O projeto foi selecionado em uma chamada internacional da Google, dentro do programa Covid-19 AI for Social Good, que vai destinar recursos financeiros para ações de IA e análise de dados desenvolvidas por organizações sem fins lucrativos e universidades. O programa irá financiar 31 projetos em todo o mundo. No Brasil, foram contemplados somente dois projetos: o da UFBA-Fiocruz e um outro, do Hospital Israelita Albert Einstein, de São Paulo. Serão destinados 76,6 mil dólares para a realização do projeto na Bahia, além de créditos na plataforma Google Cloud, totalizando o valor de 189,2 mil dólares.

A plataforma, que será desenvolvida nos próximos 12 meses, vai permitir a integração de uma grande quantidade de dados de saúde, socioeconômicos e de outros domínios diretamente relacionados ao cenário da pandemia. Processados por meio de IA, esses dados poderão ajudar a identificar padrões de ocorrência de eventos; relações entre fatores que facilitam ou potencializam a transmissão da doença e a quantidade de casos observados; monitorar novos casos para identificação de possíveis cenários de novas transmissões; ajudar na análise de diferentes cenários de distanciamento social, abertura e fechamento de locais públicos, bem como de diferentes políticas e ações empregadas para o enfrentamento da doença, entre várias outras questões de pesquisa e saúde pública.

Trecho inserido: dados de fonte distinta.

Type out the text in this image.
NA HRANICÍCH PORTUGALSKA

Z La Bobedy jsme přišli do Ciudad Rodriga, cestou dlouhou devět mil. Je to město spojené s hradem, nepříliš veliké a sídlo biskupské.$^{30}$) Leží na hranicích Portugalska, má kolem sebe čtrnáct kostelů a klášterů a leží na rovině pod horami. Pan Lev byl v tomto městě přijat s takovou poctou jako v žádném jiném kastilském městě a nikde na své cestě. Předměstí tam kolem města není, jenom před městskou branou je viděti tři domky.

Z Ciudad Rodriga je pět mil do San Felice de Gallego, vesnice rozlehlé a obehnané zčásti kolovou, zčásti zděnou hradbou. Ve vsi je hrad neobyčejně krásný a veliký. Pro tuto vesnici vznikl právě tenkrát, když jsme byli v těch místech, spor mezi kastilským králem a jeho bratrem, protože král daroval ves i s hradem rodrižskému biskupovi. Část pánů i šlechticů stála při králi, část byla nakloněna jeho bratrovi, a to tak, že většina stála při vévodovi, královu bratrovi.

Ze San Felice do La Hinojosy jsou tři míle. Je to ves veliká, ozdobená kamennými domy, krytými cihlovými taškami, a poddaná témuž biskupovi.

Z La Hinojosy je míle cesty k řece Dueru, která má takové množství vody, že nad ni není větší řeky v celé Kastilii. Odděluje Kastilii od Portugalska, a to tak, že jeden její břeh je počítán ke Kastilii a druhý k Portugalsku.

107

De acordo com o pesquisador da UFBA, a inteligência artificial consegue processar um volume muito grande de dados em tempo relativamente baixo e é capaz de identificar padrões dentro desses dados e analisar cenários complexos. Informações como, por exemplo, os padrões de deslocamento das pessoas e os dados sobre o crescimento da Covid-19 em determinado bairro, cidade ou região, podem ajudar a revelar tendências, antecipar ações e evitar novas infecções. Podem também ajudar a responder perguntas como ‘qual é o efeito da abertura das escolas?’ ou ‘quando deve ser aberto o comércio?’, explica Barreto. “A plataforma tem como objetivo organizar os bancos de dados e disponibilizar modelos de inteligência artificial com algoritmos para responder perguntas importantes”, resume.

Conforme planejado, um grupo de epidemiologistas deverá definir as perguntas a serem respondidas pela plataforma. O projeto conta ainda com uma equipe de profissionais na área da ciência de dados, saúde coletiva, nutrição, entre outras. “Espera-se que muito do aprendizado sobre a Covid-19 possa servir, no futuro, para o enfrentamento de outras doenças e eventuais epidemias”, prevê Marcos Barreto.